Circumventing any kind of backlash going in no one’s favour- neither Ukraine nor Russia- some countries only focused on the atrocity of war and expressed their concern to renovate peace. Like Bangladesh, Qatar and Turkey vigorously called for bringing back peace and stability throughout the World. Qatar’s Emir Sheikh Tamim bin Hamad Al Thani called for peace and said, “we are fully aware of the complexities….we call for a ceasefire and the immediate pursuit of a peaceful solution to the conflict”. Along with the Arab country, Recep Tayyip Erdogan echoed the same tone of a peaceful solution. Focusing on the UN-brokered Black Sea Initiative and the Brave Commander ship, Erdogan reiterated to play the role of mediator with a view to bringing a peaceful solution. However, some countries abstained from discussing about any particular war-party rather they talked about their own problems and sufferings. Of them, Senegal is found intriguing in this regard. The current chairman of the African Union and the president of Senegal, Macky Sall solely talked about the hardships the African people are undergoing. Accentuating the burden of history and the misery of people Sall said that ‘Africa doesn’t want to be the breeding ground of any Cold War, but rather want to be a pole of stability and opportunity open to all its partners.”

Lacunas in Other Member’s Perspectives: Comparison with Bangladesh

No misgiving that the Ukraine crisis has been dominating the 77th session of the UNGA where some countries could have been somewhat courteous to tame Russia for taking the seat in negotiations. By contrast, in featuring the war, some one-sided speeches delivered by a few leaders against Russia are seeming anti-Russian provocation which course might not bring about any palatable outcome but rather may instigate bloc politics regarding the crisis. In such a ‘world town hall,’ war should be featured from the perspectives of humanitarian labyrinths, people’s hardships, uneven upshots and vicious realities of war like Bangladesh’s Prime Minister featured in the session. There might be a question that whether the UN can be a niche for bloc politics. Therefore, it is uncomely to discern bloc politics in the UNGA forgetting the real crisis and searching for its permanent solution. In this regard, Bangladesh, however, followed a better approach by highlighting the hardships of humanity and depicting the war from a humanitarian perspective. And the notion of collectivism, Bangladesh and others who belong to the peace-fostering standpoint, accentuated in bringing an end to the war was also persuasively remarkable.

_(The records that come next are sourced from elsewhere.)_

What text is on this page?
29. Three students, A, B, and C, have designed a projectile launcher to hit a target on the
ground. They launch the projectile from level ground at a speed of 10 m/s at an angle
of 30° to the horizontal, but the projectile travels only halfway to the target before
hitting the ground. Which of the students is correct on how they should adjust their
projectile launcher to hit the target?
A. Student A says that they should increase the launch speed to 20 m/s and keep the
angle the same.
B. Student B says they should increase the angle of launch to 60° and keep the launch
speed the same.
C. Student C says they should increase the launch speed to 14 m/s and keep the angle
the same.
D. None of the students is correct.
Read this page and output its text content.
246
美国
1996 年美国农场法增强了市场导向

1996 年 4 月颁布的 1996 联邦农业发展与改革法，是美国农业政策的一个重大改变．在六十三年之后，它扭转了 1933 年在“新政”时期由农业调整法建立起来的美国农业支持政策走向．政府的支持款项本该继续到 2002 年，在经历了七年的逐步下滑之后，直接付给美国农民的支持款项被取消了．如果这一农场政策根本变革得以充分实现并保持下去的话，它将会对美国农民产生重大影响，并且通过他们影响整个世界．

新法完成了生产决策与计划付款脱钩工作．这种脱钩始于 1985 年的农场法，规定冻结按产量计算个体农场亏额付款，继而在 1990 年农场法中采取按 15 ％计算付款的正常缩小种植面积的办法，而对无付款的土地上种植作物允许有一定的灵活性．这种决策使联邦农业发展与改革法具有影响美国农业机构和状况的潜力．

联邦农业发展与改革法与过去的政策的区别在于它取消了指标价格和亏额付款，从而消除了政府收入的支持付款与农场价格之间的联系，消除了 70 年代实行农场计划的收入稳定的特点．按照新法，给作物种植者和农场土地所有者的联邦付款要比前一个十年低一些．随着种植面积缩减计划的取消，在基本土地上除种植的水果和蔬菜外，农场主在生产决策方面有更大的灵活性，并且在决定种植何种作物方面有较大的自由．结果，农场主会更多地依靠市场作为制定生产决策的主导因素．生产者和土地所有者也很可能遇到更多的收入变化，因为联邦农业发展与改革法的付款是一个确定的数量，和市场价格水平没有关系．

Since the war started in February this year, the UN collaborating with Turkey has been striving for mediating the crisis and secure peace and stability in the region. After the breakout of the war, Two UN special sessions were held on the 2nd and the 24th of March where leaders from around the world exhibited their grave concerns and raised voices in favour of the humanitarian crisis in Ukraine. In this regard, the ultimate role of the UN in bringing a halt to the crisis is cogently exigent that is yet to be conducted with more impetus. Like Turkey, Bangladesh and other states who are willing to mediate for negotiations and further appeasement should be prioritized in the mutual dialogues.  In a nutshell, to bring an end to a war like the Ukraine crisis, world leaders need to have robust moves and collective efforts. Antonio Guterres said in the assembly, “But the reality is that we live in a world where the logic of cooperation and dialogue is the only path forward.”

The views and opinions expressed in this article are those of the author.